Richard Harrison wrote:
. . .
It should work at r-f too except
for skin effect which if I recall causes an increase in resistance
proportional to the square root of the frequency. The skin thickness is
proportional to the reciprocal of the square root of the frequency. . .
That's an approximation which is true only for a good conductor. A poor
conductor like ground acts like a conductor only up to a particular
frequency, above which it acts like a dielectric in which the skin depth
stays constant with frequency. Of course, there isn't an abrupt change,
but the characteristic transitions from one to the other much like the
frequency response of a highpass filter transitions from a fixed rising
characteristic to flatten at the break frequency.

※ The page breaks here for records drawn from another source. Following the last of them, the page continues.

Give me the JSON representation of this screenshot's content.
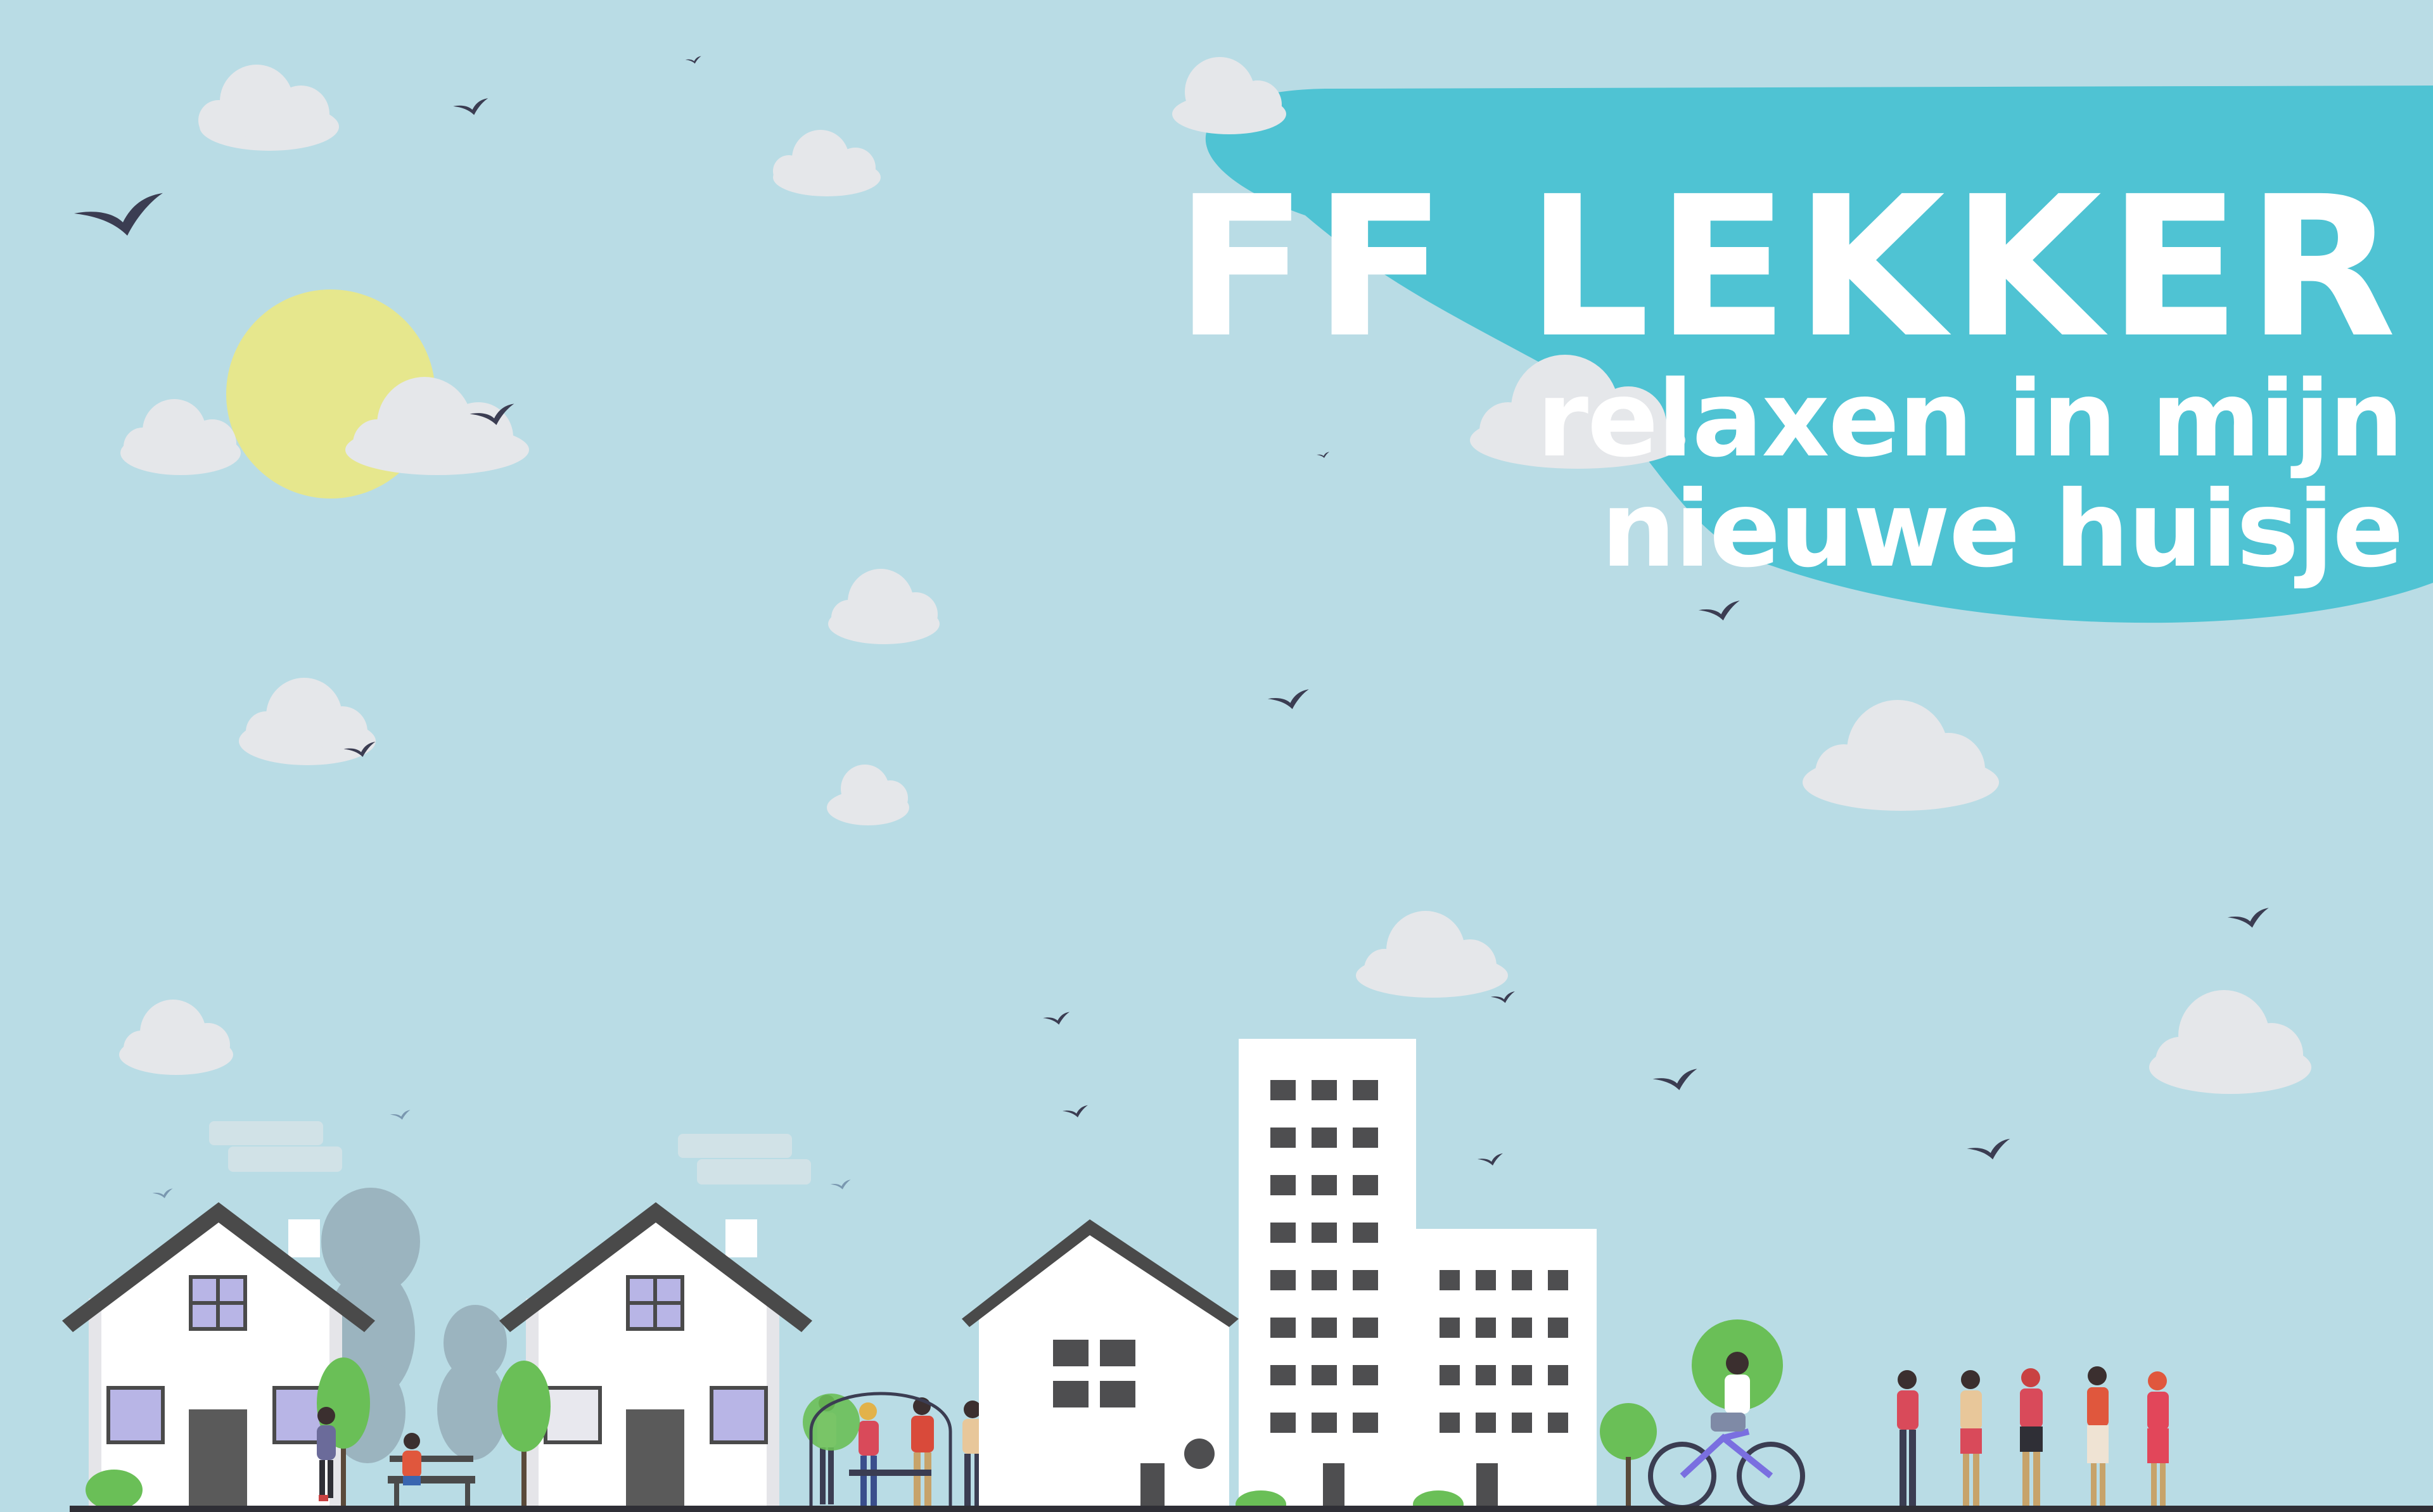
{
  "colors": {
    "sky": "#b9dce5",
    "title_blob": "#4fc3d3",
    "sun": "#e6e78d",
    "cloud": "#e5e7ea",
    "bird": "#3b3d52",
    "house_wall": "#ffffff",
    "roof": "#4a4a4a",
    "window_glass": "#b8b5e6",
    "building_window": "#4e4e50",
    "tree_green": "#6abf57",
    "tree_grey": "#9bb4bf",
    "ground": "#2f2f36"
  },
  "headline": {
    "title": "FF LEKKER",
    "subtitle_line1": "relaxen in mijn",
    "subtitle_line2": "nieuwe huisje"
  }
}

Here are the transition frequencies for some common types of ground,
where the first number in parentheses is the conductivity in S/m, the
second is the relative permittivity (dielectric constant):
Very good (0.0303, 20): 27.2 MHz
Average (0.005, 13): 6.9 MHz
Poor (0.002, 13): 2.8 MHz
For many purposes involving electromagnetics including determining skin
depth, the ground acts like a conductor below the transition frequency
and like a dielectric above it.
For example, here's the skin depth in feet for average soil at various
frequencies:
Freq MHz Skin Depth Ft
0.5 34.2
1 25.1
3.5 15.9
7 13.8
10 13.2
30 12.6
100 12.6
A very good treatment of this can be found in Kraus' _Electromagnetics_.